The Sixth Circuit Court of Appeals issued a decision June 16, 2014 in Jones v. Dirty World Entertainment, a case in which the ACLU filed an amicus brief alongside other organizations urging the Sixth Circuit to reverse a lower court’s decision holding a website and its editor accountable for defamatory posts submitted by the website’s users. (Here is our prior blog post explaining the case, and the website itself, TheDirty.com.)
The lower court had held that by “encouraging” negative content, the website could be held liable when its users went beyond critical and posted something unlawful. We argued this result was wrong and very dangerous for all kinds of valuable online speech, including online reviews and other consumer-driven sites. Think, for example, of a consumer protection website that encourages users to submit reports of defective products, or a website where users can share stories about companies filing aggressive “take-down” letters demanding that speech be removed from the internet.

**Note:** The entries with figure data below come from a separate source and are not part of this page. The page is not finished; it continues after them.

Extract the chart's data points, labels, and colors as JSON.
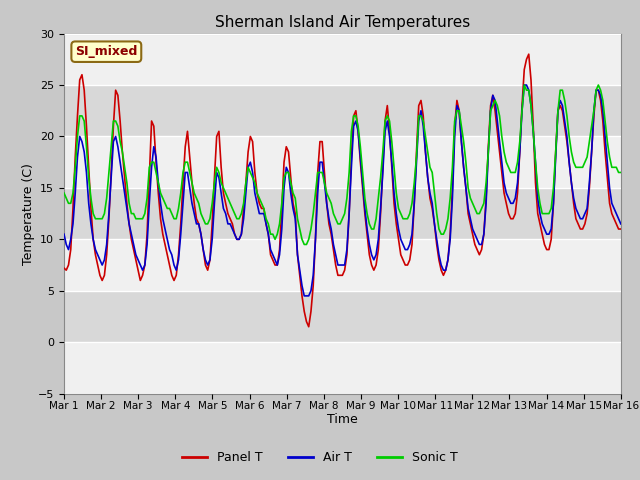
{
  "title": "Sherman Island Air Temperatures",
  "xlabel": "Time",
  "ylabel": "Temperature (C)",
  "ylim": [
    -5,
    30
  ],
  "yticks": [
    -5,
    0,
    5,
    10,
    15,
    20,
    25,
    30
  ],
  "x_tick_labels": [
    "Mar 1",
    "Mar 2",
    "Mar 3",
    "Mar 4",
    "Mar 5",
    "Mar 6",
    "Mar 7",
    "Mar 8",
    "Mar 9",
    "Mar 10",
    "Mar 11",
    "Mar 12",
    "Mar 13",
    "Mar 14",
    "Mar 15",
    "Mar 16"
  ],
  "panel_color": "#cc0000",
  "air_color": "#0000cc",
  "sonic_color": "#00cc00",
  "fig_bg": "#c8c8c8",
  "plot_bg": "#e8e8e8",
  "band_light": "#f0f0f0",
  "band_dark": "#d8d8d8",
  "legend_label": "SI_mixed",
  "legend_text_color": "#8b0000",
  "legend_bg": "#ffffcc",
  "line_width": 1.2,
  "panel_T": [
    7.2,
    7.0,
    7.5,
    9.0,
    13.0,
    18.0,
    22.0,
    25.5,
    26.0,
    24.5,
    21.0,
    17.0,
    13.0,
    10.0,
    8.5,
    7.5,
    6.5,
    6.0,
    6.5,
    8.5,
    12.0,
    16.5,
    21.0,
    24.5,
    24.0,
    21.5,
    18.5,
    16.0,
    13.5,
    11.5,
    10.0,
    9.0,
    8.0,
    7.0,
    6.0,
    6.5,
    7.5,
    10.5,
    16.0,
    21.5,
    21.0,
    17.5,
    14.5,
    12.0,
    10.5,
    9.5,
    8.5,
    7.5,
    6.5,
    6.0,
    6.5,
    8.5,
    11.5,
    15.5,
    19.0,
    20.5,
    18.0,
    15.5,
    13.5,
    12.0,
    11.5,
    10.5,
    9.0,
    7.5,
    7.0,
    8.0,
    11.5,
    16.0,
    20.0,
    20.5,
    17.0,
    14.5,
    13.5,
    12.5,
    12.0,
    11.5,
    10.5,
    10.0,
    10.0,
    10.5,
    13.0,
    15.5,
    18.5,
    20.0,
    19.5,
    16.5,
    14.5,
    13.5,
    13.0,
    13.0,
    11.5,
    10.5,
    8.5,
    8.0,
    7.5,
    7.5,
    9.0,
    13.0,
    17.5,
    19.0,
    18.5,
    16.0,
    13.5,
    12.5,
    8.5,
    6.5,
    4.5,
    3.0,
    2.0,
    1.5,
    3.0,
    5.5,
    10.0,
    16.5,
    19.5,
    19.5,
    16.5,
    13.5,
    11.5,
    10.5,
    9.0,
    7.5,
    6.5,
    6.5,
    6.5,
    7.0,
    8.5,
    12.5,
    18.0,
    22.0,
    22.5,
    20.5,
    17.5,
    15.0,
    12.5,
    10.5,
    8.5,
    7.5,
    7.0,
    7.5,
    9.0,
    12.5,
    17.0,
    21.5,
    23.0,
    20.5,
    17.0,
    13.5,
    11.5,
    10.0,
    8.5,
    8.0,
    7.5,
    7.5,
    8.0,
    9.5,
    13.5,
    18.5,
    23.0,
    23.5,
    22.0,
    18.5,
    16.0,
    14.0,
    13.0,
    11.5,
    9.5,
    8.0,
    7.0,
    6.5,
    7.0,
    8.0,
    10.5,
    15.0,
    21.0,
    23.5,
    22.5,
    19.5,
    17.0,
    15.0,
    12.5,
    11.5,
    10.5,
    9.5,
    9.0,
    8.5,
    9.0,
    10.5,
    14.0,
    19.0,
    23.0,
    24.0,
    22.5,
    20.5,
    18.5,
    16.5,
    14.5,
    13.5,
    12.5,
    12.0,
    12.0,
    12.5,
    14.5,
    18.5,
    23.0,
    26.5,
    27.5,
    28.0,
    25.5,
    21.0,
    15.5,
    12.5,
    11.5,
    10.5,
    9.5,
    9.0,
    9.0,
    10.0,
    13.5,
    18.5,
    22.5,
    23.0,
    22.5,
    21.0,
    19.5,
    17.5,
    15.5,
    13.5,
    12.0,
    11.5,
    11.0,
    11.0,
    11.5,
    12.5,
    15.0,
    18.5,
    22.0,
    24.5,
    24.5,
    23.5,
    21.5,
    18.5,
    16.0,
    13.5,
    12.5,
    12.0,
    11.5,
    11.0,
    11.0
  ],
  "air_T": [
    10.5,
    9.5,
    9.0,
    10.0,
    11.5,
    14.5,
    18.0,
    20.0,
    19.5,
    18.5,
    16.5,
    13.5,
    11.5,
    10.0,
    9.0,
    8.5,
    8.0,
    7.5,
    8.0,
    9.5,
    12.5,
    16.0,
    19.5,
    20.0,
    19.0,
    17.5,
    16.0,
    14.5,
    13.0,
    11.5,
    10.5,
    9.5,
    8.5,
    8.0,
    7.5,
    7.0,
    7.5,
    9.5,
    13.5,
    17.0,
    19.0,
    18.0,
    15.5,
    13.5,
    12.0,
    11.0,
    10.0,
    9.0,
    8.5,
    7.5,
    7.0,
    8.0,
    10.5,
    13.5,
    16.5,
    16.5,
    15.0,
    13.5,
    12.5,
    11.5,
    11.5,
    10.5,
    9.0,
    8.0,
    7.5,
    8.0,
    10.0,
    13.5,
    16.5,
    16.0,
    14.5,
    13.0,
    12.5,
    11.5,
    11.5,
    11.0,
    10.5,
    10.0,
    10.0,
    10.5,
    12.0,
    14.5,
    17.0,
    17.5,
    16.5,
    14.5,
    13.5,
    12.5,
    12.5,
    12.5,
    11.5,
    10.5,
    9.0,
    8.5,
    8.0,
    7.5,
    8.5,
    11.0,
    15.0,
    17.0,
    16.5,
    14.5,
    13.0,
    12.0,
    8.5,
    7.0,
    5.5,
    4.5,
    4.5,
    4.5,
    5.0,
    6.5,
    10.0,
    14.5,
    17.5,
    17.5,
    15.5,
    13.5,
    12.0,
    11.0,
    9.5,
    8.5,
    7.5,
    7.5,
    7.5,
    7.5,
    9.0,
    12.5,
    17.0,
    21.0,
    21.5,
    20.5,
    18.0,
    15.5,
    13.0,
    11.0,
    9.5,
    8.5,
    8.0,
    8.5,
    10.0,
    13.0,
    16.5,
    20.5,
    21.5,
    20.0,
    17.5,
    14.5,
    12.5,
    11.0,
    10.0,
    9.5,
    9.0,
    9.0,
    9.5,
    10.5,
    13.5,
    17.5,
    21.5,
    22.5,
    21.0,
    18.5,
    16.0,
    14.5,
    13.5,
    11.5,
    10.0,
    8.5,
    7.5,
    7.0,
    7.0,
    8.0,
    10.0,
    14.0,
    20.0,
    23.0,
    22.5,
    19.5,
    17.0,
    15.0,
    13.0,
    12.0,
    11.0,
    10.5,
    10.0,
    9.5,
    9.5,
    10.5,
    13.5,
    18.5,
    22.5,
    24.0,
    23.5,
    21.5,
    19.5,
    17.5,
    15.5,
    14.5,
    14.0,
    13.5,
    13.5,
    14.0,
    15.5,
    18.5,
    22.5,
    25.0,
    25.0,
    24.5,
    23.0,
    20.5,
    17.5,
    14.0,
    12.5,
    11.5,
    11.0,
    10.5,
    10.5,
    11.0,
    13.5,
    18.0,
    22.5,
    23.5,
    23.0,
    21.5,
    20.0,
    17.5,
    15.5,
    14.0,
    13.0,
    12.5,
    12.0,
    12.0,
    12.5,
    13.0,
    15.5,
    18.5,
    22.5,
    24.5,
    24.5,
    24.0,
    22.5,
    20.0,
    17.5,
    15.0,
    13.5,
    13.0,
    12.5,
    12.0,
    11.5
  ],
  "sonic_T": [
    14.5,
    14.0,
    13.5,
    13.5,
    14.5,
    17.0,
    20.0,
    22.0,
    22.0,
    21.5,
    19.0,
    16.0,
    14.0,
    12.5,
    12.0,
    12.0,
    12.0,
    12.0,
    12.5,
    14.0,
    16.5,
    19.0,
    21.5,
    21.5,
    21.0,
    19.5,
    18.5,
    17.0,
    15.5,
    13.5,
    12.5,
    12.5,
    12.0,
    12.0,
    12.0,
    12.0,
    12.5,
    14.0,
    17.0,
    17.5,
    17.5,
    16.5,
    15.5,
    14.5,
    14.0,
    13.5,
    13.0,
    13.0,
    12.5,
    12.0,
    12.0,
    13.0,
    14.5,
    16.5,
    17.5,
    17.5,
    16.5,
    15.5,
    14.5,
    14.0,
    13.5,
    12.5,
    12.0,
    11.5,
    11.5,
    12.0,
    13.5,
    15.5,
    17.0,
    16.5,
    15.5,
    15.0,
    14.5,
    14.0,
    13.5,
    13.0,
    12.5,
    12.0,
    12.0,
    12.5,
    13.5,
    15.5,
    17.0,
    16.5,
    16.0,
    15.5,
    14.5,
    14.0,
    13.5,
    13.0,
    12.0,
    11.5,
    10.5,
    10.5,
    10.0,
    10.5,
    11.5,
    13.5,
    16.0,
    16.5,
    16.5,
    15.5,
    14.5,
    14.0,
    12.0,
    11.0,
    10.0,
    9.5,
    9.5,
    10.0,
    11.0,
    12.5,
    14.5,
    16.5,
    16.5,
    16.5,
    15.5,
    14.5,
    14.0,
    13.5,
    12.5,
    12.0,
    11.5,
    11.5,
    12.0,
    12.5,
    14.0,
    16.5,
    20.5,
    22.0,
    22.0,
    21.0,
    19.0,
    16.5,
    14.0,
    12.5,
    11.5,
    11.0,
    11.0,
    12.0,
    14.0,
    16.0,
    18.5,
    21.5,
    22.0,
    21.5,
    19.5,
    17.0,
    14.5,
    13.0,
    12.5,
    12.0,
    12.0,
    12.0,
    12.5,
    13.5,
    15.5,
    18.0,
    22.0,
    22.0,
    21.5,
    20.0,
    18.5,
    17.0,
    16.5,
    14.5,
    12.5,
    11.0,
    10.5,
    10.5,
    11.0,
    12.0,
    14.0,
    17.0,
    21.5,
    22.5,
    22.5,
    21.0,
    19.5,
    17.5,
    15.0,
    14.0,
    13.5,
    13.0,
    12.5,
    12.5,
    13.0,
    13.5,
    15.5,
    18.5,
    22.5,
    23.0,
    23.5,
    23.0,
    22.0,
    20.0,
    18.5,
    17.5,
    17.0,
    16.5,
    16.5,
    16.5,
    17.5,
    19.5,
    22.5,
    25.0,
    24.5,
    24.5,
    23.0,
    20.5,
    17.5,
    15.0,
    13.5,
    12.5,
    12.5,
    12.5,
    12.5,
    13.0,
    15.0,
    18.5,
    22.5,
    24.5,
    24.5,
    23.5,
    22.0,
    20.0,
    18.5,
    17.5,
    17.0,
    17.0,
    17.0,
    17.0,
    17.5,
    18.0,
    19.5,
    21.0,
    22.5,
    24.5,
    25.0,
    24.5,
    23.5,
    21.5,
    19.5,
    18.0,
    17.0,
    17.0,
    17.0,
    16.5,
    16.5
  ]
}
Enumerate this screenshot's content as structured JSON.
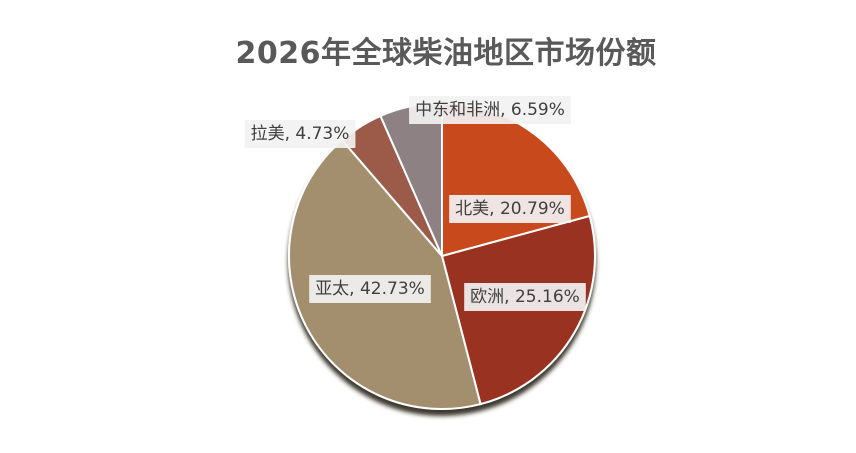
{
  "chart_data": {
    "type": "pie",
    "title": "2026年全球柴油地区市场份额",
    "slices": [
      {
        "name": "北美",
        "value": 20.79,
        "label": "北美, 20.79%",
        "color": "#C84A1E"
      },
      {
        "name": "欧洲",
        "value": 25.16,
        "label": "欧洲, 25.16%",
        "color": "#9A3324"
      },
      {
        "name": "亚太",
        "value": 42.73,
        "label": "亚太, 42.73%",
        "color": "#A38F6D"
      },
      {
        "name": "拉美",
        "value": 4.73,
        "label": "拉美, 4.73%",
        "color": "#9C5A4A"
      },
      {
        "name": "中东和非洲",
        "value": 6.59,
        "label": "中东和非洲, 6.59%",
        "color": "#8E8183"
      }
    ],
    "legend": "none",
    "start_angle_deg": 0,
    "direction": "clockwise"
  }
}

Our amicus reminded the court to remember the incredible public value in this kind of negative or critical speech; it’s certainly not something you’re going to get from the companies themselves. And it’s only if websites offer platforms for this kind of critical speech that consumers can speak, listen, and connect to get this kind of information.
Today, the Sixth Circuit, in a “case of first impression in this Circuit,” agreed with our arguments, and recognized the importance of websites that allow and even encourage “critical” content. The court noted:
Some of this content will be unwelcome to others—e.g., unfavorable reviews of consumer products and services, allegations of price gouging, complaints of fraud on consumers, reports of bed bugs, collections of cease-and-desist notices relating to online speech….Under an encouragement test of development, these websites would lose the immunity under the CDA and be subject to hecklers’ suits aimed at the publisher.
The Sixth Circuit’s opinion rightly recognizes the essential value of user-submitted online speech, including critical speech that helps consumers and reviewers connect and share their experiences. Today’s decision reaffirms the importance of that speech to a free and robust internet, and ensures that websites can offer spaces for community criticism without risking constant litigation over the comments of its users.